Michaels, riendo, le preguntó cómo andaba el proyecto. Philips le indicó que había hecho sacar casi todas las radiografías, y le mostró el montón con la mano. Creía poder procesarlas en el curso de un mes y medio.
—Perfecto —dijo el técnico—. Cuanto antes, mejor porque estamos trabajando en un centro de memoria y un sistema de asociación que está superando todas nuestras expectativas.
Cuando hayas terminado, ya tendremos una procesadora central capaz de encargarse del programa actualizado. No tienes idea de la maravilla que va a ser.
—Por el contrario —afirmó Philips, levantándose—, tengo una idea bastante aproximada.
Deja que te enseñe lo que detectó el programa.
Martin despejó una pantalla visora para poner las radiografías de Marino, Lucas, Collins y McCarthy. Utilizando el índice y el papel agujereado, trató de mostrarle las densidades anormales de cada una.
—A mí me parecen todas iguales —admitió Michaels.
—Esa es la cuestión. Así comprenderás las excelencias de este sistema.
Con sólo hablar con Michaels volvía a sentir el mismo entusiasmo que pocas horas antes.
Entonces se oyó el timbre del teléfono.
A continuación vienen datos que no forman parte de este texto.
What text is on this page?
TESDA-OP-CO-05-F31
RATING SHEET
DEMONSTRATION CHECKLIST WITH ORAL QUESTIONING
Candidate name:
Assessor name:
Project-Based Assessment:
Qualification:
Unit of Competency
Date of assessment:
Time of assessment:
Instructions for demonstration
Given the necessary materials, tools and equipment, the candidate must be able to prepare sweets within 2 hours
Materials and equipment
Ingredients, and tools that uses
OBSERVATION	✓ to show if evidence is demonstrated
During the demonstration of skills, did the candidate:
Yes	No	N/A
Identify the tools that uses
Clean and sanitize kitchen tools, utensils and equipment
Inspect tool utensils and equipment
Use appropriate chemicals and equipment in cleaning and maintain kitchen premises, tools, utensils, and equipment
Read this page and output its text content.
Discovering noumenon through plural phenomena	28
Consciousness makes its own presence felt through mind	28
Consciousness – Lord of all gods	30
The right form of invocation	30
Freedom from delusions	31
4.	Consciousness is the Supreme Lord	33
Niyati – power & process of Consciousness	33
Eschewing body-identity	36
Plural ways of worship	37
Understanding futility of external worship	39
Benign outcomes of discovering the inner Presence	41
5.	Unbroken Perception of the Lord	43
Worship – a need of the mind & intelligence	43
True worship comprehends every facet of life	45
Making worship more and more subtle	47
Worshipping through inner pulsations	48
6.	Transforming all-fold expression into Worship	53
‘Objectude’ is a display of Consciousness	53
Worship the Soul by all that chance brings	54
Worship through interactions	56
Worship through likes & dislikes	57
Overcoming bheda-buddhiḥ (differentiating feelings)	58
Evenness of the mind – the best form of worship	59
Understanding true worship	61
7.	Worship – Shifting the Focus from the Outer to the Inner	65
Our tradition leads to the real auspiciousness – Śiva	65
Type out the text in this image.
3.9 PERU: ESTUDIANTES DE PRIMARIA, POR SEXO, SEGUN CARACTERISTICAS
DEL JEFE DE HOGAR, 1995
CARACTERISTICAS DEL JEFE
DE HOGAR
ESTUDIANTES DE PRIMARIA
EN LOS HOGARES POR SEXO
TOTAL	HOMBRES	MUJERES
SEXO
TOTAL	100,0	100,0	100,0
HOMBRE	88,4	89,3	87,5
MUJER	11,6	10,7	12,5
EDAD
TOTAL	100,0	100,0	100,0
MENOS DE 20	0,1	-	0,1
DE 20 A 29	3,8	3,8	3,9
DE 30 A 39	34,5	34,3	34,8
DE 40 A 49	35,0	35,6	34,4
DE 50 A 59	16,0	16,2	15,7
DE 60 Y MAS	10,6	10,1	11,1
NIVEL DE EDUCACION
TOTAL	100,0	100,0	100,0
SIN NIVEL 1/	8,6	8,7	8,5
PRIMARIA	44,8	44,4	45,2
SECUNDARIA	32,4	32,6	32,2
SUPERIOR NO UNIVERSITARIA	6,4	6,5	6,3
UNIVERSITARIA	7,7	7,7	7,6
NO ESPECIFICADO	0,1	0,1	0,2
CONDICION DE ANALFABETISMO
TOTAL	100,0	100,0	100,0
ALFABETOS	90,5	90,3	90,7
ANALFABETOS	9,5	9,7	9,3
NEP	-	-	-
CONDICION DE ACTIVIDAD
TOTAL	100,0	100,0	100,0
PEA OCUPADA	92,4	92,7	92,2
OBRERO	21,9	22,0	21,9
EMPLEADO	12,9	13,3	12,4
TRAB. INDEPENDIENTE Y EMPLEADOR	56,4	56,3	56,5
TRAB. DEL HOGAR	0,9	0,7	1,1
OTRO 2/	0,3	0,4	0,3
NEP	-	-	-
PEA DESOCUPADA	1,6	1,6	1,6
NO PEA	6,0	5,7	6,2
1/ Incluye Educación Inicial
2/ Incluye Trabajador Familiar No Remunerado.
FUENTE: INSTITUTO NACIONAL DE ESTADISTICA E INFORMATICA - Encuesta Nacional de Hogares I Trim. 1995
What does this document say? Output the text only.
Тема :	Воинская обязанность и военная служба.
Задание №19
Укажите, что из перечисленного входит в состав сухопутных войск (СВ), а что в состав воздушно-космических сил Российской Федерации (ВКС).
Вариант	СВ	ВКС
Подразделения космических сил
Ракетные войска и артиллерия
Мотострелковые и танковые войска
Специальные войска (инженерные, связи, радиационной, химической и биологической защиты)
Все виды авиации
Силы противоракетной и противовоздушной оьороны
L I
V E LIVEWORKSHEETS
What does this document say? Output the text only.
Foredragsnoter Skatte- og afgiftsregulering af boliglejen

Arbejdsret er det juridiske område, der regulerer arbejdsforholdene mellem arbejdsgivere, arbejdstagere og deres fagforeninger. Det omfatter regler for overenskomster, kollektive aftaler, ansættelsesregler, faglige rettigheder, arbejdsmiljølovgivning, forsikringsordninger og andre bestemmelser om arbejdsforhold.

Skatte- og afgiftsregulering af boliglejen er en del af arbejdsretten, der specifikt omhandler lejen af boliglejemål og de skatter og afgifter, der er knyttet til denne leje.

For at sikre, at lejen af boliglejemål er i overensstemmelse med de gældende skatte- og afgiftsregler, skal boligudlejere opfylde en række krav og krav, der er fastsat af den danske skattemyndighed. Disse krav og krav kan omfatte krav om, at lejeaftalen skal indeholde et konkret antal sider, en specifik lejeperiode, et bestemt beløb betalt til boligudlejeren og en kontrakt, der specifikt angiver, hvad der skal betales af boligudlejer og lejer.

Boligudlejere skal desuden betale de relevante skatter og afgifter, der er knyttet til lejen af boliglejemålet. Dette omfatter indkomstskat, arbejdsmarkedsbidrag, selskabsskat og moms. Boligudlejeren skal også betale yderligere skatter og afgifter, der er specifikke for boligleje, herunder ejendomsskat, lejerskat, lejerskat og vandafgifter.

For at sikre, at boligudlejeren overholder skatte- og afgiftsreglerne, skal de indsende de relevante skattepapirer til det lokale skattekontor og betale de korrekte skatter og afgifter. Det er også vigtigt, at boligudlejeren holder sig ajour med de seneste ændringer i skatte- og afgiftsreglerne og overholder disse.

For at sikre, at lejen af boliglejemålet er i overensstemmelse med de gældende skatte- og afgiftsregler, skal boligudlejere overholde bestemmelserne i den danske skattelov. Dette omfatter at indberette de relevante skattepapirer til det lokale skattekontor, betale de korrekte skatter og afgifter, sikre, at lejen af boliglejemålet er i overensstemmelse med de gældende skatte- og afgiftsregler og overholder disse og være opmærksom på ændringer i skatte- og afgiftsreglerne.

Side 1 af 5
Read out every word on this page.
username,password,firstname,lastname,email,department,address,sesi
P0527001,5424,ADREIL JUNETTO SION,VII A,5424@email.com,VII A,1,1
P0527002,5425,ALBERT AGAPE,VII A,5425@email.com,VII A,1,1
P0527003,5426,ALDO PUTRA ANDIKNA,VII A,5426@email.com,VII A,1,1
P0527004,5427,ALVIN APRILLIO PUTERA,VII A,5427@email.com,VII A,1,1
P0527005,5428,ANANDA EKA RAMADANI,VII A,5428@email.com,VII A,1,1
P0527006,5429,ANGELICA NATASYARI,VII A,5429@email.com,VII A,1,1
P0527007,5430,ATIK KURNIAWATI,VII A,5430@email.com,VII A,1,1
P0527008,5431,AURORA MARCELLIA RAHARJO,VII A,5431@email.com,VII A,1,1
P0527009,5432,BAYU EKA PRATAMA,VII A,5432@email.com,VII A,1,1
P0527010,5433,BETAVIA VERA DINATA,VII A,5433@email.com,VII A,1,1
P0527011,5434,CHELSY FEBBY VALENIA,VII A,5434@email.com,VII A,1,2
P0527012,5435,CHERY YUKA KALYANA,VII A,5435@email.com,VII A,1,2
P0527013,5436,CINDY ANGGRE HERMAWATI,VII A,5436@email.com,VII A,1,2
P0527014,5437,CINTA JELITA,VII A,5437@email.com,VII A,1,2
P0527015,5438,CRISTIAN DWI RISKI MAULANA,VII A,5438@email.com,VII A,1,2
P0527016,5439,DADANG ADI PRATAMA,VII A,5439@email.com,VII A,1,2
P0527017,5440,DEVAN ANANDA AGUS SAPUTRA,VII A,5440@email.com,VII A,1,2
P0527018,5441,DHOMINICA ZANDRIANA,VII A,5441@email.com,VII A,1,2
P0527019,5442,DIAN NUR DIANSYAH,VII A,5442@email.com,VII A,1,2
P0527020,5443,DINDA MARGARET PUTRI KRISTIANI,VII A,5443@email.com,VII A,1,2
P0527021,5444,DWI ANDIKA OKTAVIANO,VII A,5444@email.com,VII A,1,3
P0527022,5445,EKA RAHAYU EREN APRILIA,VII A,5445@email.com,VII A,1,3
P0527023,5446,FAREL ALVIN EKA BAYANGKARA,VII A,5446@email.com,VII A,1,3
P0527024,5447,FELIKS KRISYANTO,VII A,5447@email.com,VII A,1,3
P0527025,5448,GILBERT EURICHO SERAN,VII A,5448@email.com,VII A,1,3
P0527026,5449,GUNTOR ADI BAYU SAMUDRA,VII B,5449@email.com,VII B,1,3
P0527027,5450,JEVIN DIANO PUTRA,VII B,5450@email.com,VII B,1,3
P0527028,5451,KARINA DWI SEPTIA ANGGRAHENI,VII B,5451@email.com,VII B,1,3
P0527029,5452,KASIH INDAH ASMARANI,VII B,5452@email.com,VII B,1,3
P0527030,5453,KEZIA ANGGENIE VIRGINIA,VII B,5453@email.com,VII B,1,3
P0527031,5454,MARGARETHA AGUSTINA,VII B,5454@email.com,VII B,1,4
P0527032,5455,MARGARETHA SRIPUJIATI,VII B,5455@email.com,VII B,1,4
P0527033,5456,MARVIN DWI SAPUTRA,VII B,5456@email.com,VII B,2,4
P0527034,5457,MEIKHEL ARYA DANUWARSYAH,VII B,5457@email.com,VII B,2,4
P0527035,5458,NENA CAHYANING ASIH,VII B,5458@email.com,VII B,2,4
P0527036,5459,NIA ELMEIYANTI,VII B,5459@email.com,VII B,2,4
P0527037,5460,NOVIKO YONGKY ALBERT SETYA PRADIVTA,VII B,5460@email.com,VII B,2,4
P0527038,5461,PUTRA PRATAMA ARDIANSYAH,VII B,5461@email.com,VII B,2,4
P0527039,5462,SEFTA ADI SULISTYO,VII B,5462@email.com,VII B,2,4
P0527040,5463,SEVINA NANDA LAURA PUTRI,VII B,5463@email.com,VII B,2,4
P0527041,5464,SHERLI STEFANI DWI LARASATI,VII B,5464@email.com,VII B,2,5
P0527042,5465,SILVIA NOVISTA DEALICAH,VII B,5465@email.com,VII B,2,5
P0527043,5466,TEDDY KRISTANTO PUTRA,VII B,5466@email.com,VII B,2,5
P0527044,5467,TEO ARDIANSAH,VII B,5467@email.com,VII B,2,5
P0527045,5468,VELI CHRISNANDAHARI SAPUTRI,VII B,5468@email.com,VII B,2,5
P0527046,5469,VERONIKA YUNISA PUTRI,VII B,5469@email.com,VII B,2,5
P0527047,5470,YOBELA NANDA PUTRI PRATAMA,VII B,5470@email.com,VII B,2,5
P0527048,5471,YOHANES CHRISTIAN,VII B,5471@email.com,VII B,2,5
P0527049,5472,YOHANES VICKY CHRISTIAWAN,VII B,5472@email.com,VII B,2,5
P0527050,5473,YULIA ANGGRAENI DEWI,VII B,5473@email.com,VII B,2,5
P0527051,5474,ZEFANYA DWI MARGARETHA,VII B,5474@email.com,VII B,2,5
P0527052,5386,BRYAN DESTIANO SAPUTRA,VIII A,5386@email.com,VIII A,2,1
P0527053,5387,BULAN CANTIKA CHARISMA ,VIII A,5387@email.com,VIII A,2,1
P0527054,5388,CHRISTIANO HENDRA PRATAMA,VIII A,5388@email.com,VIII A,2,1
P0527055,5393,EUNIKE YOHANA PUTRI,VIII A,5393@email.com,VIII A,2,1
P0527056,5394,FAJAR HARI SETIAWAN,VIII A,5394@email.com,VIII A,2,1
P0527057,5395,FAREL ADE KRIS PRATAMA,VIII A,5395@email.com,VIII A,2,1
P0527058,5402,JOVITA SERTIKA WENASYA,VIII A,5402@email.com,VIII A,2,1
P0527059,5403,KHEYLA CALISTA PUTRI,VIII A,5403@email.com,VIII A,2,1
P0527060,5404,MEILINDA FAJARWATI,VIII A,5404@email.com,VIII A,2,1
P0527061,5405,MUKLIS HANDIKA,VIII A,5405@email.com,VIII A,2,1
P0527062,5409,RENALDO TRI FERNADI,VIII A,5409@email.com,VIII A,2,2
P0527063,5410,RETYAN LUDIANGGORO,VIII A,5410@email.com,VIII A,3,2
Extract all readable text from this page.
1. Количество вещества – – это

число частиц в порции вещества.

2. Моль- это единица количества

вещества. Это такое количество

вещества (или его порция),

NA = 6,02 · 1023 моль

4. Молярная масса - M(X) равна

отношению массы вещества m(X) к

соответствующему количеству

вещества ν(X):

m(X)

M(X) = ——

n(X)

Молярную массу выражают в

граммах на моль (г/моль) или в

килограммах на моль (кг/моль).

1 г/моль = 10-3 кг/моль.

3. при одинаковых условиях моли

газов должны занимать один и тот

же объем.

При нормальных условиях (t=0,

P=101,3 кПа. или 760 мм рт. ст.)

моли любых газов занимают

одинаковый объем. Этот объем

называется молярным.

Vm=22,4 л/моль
Era el doctor Donald Travis, del Centro Médico de Nueva York. Martin le explicó el problema de Lynn Anne Lucas, pero sin mencionar la anormalidad radiológica, y preguntó a Travis si podía ordenar que tomasen una, tomografía y algunas radiografías especiales a la paciente. Travis se mostró de acuerdo y cortó. De inmediato volvió a sonar el teléfono. Helen quería informarle que Denise estaba lista para efectuar la siguiente angiografía.
—De cualquier modo tengo que irme —aclaró Michaels—. Buena suerte con las placas.
Recuerda que ahora todo corre por tu cuenta. Necesitamos esa información cuanto antes.
Philips sacó el delantal de plomo de su percha y lo siguió al exterior de la oficina.